Dressed casually, in jeans and sneakers, the friendly pastor of St. Therese Roman Catholic Church in Succasunna didn’t appear meteorologically powerful. But who’s to say?
What mattered to the dozens of little kids clamoring aboard rides at the carnival, and to their parents, was that the seats were dry and the onset of summer sure seemed imminent.
This year’s version of the carnival, the 23rd, won’t feel much different than last year’s acknowledged Mancini and Mike Calabrese, head of the church’s carnival committee. That includes the price of admission. “It’s always been a dollar,” said Calabrese.
He said the carnival committee does try to expand the musical entertainment. This year, Kevin McArdle and guests performed on opening night, DJ E-Go featuring AMMO will be working on June 8, Strange Eclipse and guests will perform on June 9. And on June 10 there will be performances by the DeNolga School of Irish Dance, C.R. & the Degenerates and RoseyBengal.
The biggest change in recent years was the addition of a new ride, the Seven Seas, by N.J. Valley Amusements, the Wayne based carnival company that’s been with the carnival since the beginning. “They’re very good to us,” Calabrese said.
The carnival opens each day at 6 p.m. Ride bracelets, available until 9 p.m., cost $25.
Mancini said Roxbury officials have also been solidly supportive of the carnival, a venture that began as a way to help the church pay off its mortgage. “It’s so wonderful to have this property to use,” Calabrese added. “It’s a great place for a carnival.”

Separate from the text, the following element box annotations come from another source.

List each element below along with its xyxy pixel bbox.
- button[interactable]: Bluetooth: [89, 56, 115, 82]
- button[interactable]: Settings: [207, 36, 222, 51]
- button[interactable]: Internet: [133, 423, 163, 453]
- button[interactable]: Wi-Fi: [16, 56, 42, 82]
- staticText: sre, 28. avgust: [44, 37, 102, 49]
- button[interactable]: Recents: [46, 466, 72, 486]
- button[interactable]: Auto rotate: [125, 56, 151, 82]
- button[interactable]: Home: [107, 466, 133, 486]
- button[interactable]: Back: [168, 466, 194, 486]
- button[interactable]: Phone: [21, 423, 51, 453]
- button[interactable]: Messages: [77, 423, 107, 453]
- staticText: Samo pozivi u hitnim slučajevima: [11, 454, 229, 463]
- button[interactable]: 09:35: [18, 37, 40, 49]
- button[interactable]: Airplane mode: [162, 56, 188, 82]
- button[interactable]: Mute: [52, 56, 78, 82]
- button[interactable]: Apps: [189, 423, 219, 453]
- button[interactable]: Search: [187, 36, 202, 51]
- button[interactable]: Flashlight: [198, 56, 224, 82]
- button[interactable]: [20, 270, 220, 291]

The mortgage pay-off goal was reached four years ago, so proceeds now are used for St. Therese building maintenance and other capital expenses, Calabrese said.
Although Roxbury police stroll the grounds, there are rarely, if ever, any problems at the carnival, Mancini said. Playing a part in that, he figures, is the fact that no alcohol is served. “We keep this family oriented, noted the priest.
The carnival runs through June 10, when it finishes an hour later, at 11 p.m. Although thunderstorms are predicted for that night, forecasters are likely unaware of the clout seemingly wielded by Mancini, who pointed out that last year’s carnival was blessed with “four beautiful nights; beautiful, cloudless nights.”